普段は横浜銀蝿のカバー曲はスルーする傾向にあるオレだが、「Party Night」のカバーがとても好きだ。オールディーズ風のアレンジで優しい声で歌うこのバージョンはなかなかいい。ハスキーでドスの効いた声が特徴の彼女だが、このカバーでの自然な声もとても好感が持てる。

アルバムトータル30分という短さでかなりスッキリした作りになっているこのファーストアルバム「薫婬蝿いち」は、途中「小噺Rock'n Roll」だけが雰囲気が違うが、それ以外はとても統一感のあるいいアルバムだった。麗灑という女性の魅力を存分に詰め込みながら、横浜銀蝿の妹分としてのイメージをしっかりと確立させている。収録時間の短さや銀蝿のカバーが多いことで嶋大輔のファーストアルバム「大輔命」と印象はダブるが内容の濃さはこちらの方が上だった。このコラムでは曲単位では「あたいのロックンロール」と「Party Night」にしか詳細に触れてはいないが、どの曲も粒ぞろいの名曲が並んでいた。

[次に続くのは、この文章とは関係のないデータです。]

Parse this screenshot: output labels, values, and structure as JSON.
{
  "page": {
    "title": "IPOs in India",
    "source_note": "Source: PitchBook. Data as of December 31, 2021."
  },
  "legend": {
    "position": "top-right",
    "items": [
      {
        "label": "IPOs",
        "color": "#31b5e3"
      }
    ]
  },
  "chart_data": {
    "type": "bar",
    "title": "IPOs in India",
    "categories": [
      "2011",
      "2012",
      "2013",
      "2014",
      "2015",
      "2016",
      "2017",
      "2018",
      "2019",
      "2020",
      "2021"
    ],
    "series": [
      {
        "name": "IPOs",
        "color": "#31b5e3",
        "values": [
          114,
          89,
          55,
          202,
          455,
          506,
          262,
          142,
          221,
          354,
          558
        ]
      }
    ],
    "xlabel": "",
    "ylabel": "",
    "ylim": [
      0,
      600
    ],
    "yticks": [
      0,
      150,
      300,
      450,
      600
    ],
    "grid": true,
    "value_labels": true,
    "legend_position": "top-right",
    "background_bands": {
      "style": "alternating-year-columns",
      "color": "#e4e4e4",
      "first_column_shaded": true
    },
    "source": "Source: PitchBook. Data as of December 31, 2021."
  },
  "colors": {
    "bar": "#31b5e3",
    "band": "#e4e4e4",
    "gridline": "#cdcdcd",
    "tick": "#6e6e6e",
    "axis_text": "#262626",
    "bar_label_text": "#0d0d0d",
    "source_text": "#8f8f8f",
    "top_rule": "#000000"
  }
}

今回、銀蝿一家祭が開催されることは本当に想定外で驚いたわけだけど、その中でも意外性があったことのひとつが麗灑の出演だ。当時と同じで銀蝿一家の男連中の中での紅一点。大ヒットには恵まれなかったが、当時これだけの歌を歌い、これだけの名作アルバムをリリースしていたのだから、隠れたファンは多いことだろう。そんなファンがZepp HANEDAに集結することもとても嬉しい。

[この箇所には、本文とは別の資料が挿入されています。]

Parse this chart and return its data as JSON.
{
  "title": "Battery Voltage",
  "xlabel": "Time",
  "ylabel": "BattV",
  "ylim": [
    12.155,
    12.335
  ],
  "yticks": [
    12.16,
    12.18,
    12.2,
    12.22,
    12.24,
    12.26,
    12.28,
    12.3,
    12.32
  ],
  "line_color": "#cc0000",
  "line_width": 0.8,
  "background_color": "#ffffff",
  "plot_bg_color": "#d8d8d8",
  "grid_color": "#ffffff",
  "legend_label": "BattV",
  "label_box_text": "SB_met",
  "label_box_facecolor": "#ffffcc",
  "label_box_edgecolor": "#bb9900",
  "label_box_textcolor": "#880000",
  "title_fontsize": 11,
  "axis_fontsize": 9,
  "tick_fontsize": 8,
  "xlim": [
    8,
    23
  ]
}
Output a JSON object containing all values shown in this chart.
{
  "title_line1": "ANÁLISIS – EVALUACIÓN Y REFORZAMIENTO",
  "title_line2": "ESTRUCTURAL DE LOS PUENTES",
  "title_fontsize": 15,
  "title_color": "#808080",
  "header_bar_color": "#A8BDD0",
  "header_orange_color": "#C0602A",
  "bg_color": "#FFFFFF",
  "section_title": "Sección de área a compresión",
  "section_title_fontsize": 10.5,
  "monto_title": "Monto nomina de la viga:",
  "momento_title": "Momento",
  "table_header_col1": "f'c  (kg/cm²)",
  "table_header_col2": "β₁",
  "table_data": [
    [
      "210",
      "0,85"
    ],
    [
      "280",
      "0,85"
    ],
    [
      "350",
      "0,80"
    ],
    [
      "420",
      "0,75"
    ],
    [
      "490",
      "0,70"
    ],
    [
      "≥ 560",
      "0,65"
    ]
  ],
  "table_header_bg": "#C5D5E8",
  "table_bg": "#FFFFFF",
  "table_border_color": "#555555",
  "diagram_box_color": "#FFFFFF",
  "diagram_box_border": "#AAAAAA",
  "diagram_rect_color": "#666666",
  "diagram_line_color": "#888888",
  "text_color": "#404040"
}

堂々として肝っ玉の座ったような迫力ある歌声だった彼女が今はどういう歌を披露してくれるのだろうか。薫婬蝿のろっくんろーるが今回銀蝿一家祭でどのように炸裂するのか楽しみでしょうがない。横浜銀蝿に愛された妹分が横浜銀蝿40thの前でどのような女性の歌を聴かせてくれるのか、このアルバムを聴きながら、一段と銀蝿一家祭への期待感が高まりまくっている。本当に銀蝿一家祭が楽しみだ。